Pourquoi vous attaquez-vous aux panneaux "4 X 3" et non à la pub qui a le plus d'impact, à la télévision ?
La publicité dans l'espace public est la seule publicité à laquelle on ne peut pas échapper. On peut faire le choix de vivre sans télé ou d'acheter des journaux qui n'ont pas de pub. Mais, dans l'espace public, nous ne pouvons pas échapper aux panneaux publicitaires.

Sao Paulo, la ville modèle
Alors qu'à Lyon, comme ailleurs en France, il paraît aujourd'hui inimaginable de supprimer l'affichage publicitaire, la ville de Sao Paulo (Brésil) vit sans pub. En août 2007, le maire de la ville a en effet interdit tous les panneaux publicitaires de la ville. " Comme en France, ils étaient envahis de panneaux publicitaires illégaux. Ils se sont dit que c'était trop compliqué de les réglementer et ont préféré les interdire, commente Bertille Darragon. La troisième mégalopole du monde a supprimé la publicité, c'est bien la preuve que nous pouvons le faire".

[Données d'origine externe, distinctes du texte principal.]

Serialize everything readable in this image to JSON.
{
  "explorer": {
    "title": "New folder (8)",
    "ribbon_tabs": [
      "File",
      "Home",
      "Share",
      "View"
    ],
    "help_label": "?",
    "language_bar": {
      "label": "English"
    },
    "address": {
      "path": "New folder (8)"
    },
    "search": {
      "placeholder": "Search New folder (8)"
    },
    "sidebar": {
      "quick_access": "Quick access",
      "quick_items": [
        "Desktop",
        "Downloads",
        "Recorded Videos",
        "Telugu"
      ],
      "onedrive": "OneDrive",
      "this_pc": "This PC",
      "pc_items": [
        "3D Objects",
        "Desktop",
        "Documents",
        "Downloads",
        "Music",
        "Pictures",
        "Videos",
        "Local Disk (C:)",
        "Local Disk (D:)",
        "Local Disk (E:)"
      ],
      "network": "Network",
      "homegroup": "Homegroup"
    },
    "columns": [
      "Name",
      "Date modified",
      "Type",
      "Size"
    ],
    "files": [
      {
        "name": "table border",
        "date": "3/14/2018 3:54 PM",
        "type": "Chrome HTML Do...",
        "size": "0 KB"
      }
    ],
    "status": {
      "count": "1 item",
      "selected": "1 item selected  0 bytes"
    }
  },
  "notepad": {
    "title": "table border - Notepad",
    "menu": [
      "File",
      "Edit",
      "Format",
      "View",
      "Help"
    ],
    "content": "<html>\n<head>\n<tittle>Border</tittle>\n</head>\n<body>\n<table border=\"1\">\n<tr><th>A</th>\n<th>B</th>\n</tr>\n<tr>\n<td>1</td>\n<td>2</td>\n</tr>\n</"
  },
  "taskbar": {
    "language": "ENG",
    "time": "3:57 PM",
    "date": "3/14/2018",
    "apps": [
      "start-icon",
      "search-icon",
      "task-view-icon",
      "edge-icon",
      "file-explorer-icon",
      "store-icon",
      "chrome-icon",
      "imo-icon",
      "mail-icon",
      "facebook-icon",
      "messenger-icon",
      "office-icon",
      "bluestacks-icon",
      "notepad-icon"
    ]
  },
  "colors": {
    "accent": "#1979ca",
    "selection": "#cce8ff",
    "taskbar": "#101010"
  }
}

L'état de nécessité ou la radicalisation d'un avocat anti-pubs
De procès en procès, François Roux, l'avocat attitré des Déboulonneurs, radicalise sa plaidoirie. Il plaide désormais l'"état de nécessité" : pour sauvegarder un intérêt supérieur, les juges peuvent considérer qu'il est possible d'enfreindre la loi. "La publicité constitue un danger immédiat, notamment pour l'obésité et l'alcool, explique Bertille Darragon. Aujourd'hui, l'espérance de vie aux Etats-Unis est en train de diminuer à cause de l'obésité. Quant à l'alcool, comment un Etat peut-il autoriser l'incitation à la consommation d'un produit dont on sait qu'il tue les gens ? Inciter à la surconsommation constitue également un danger immédiat".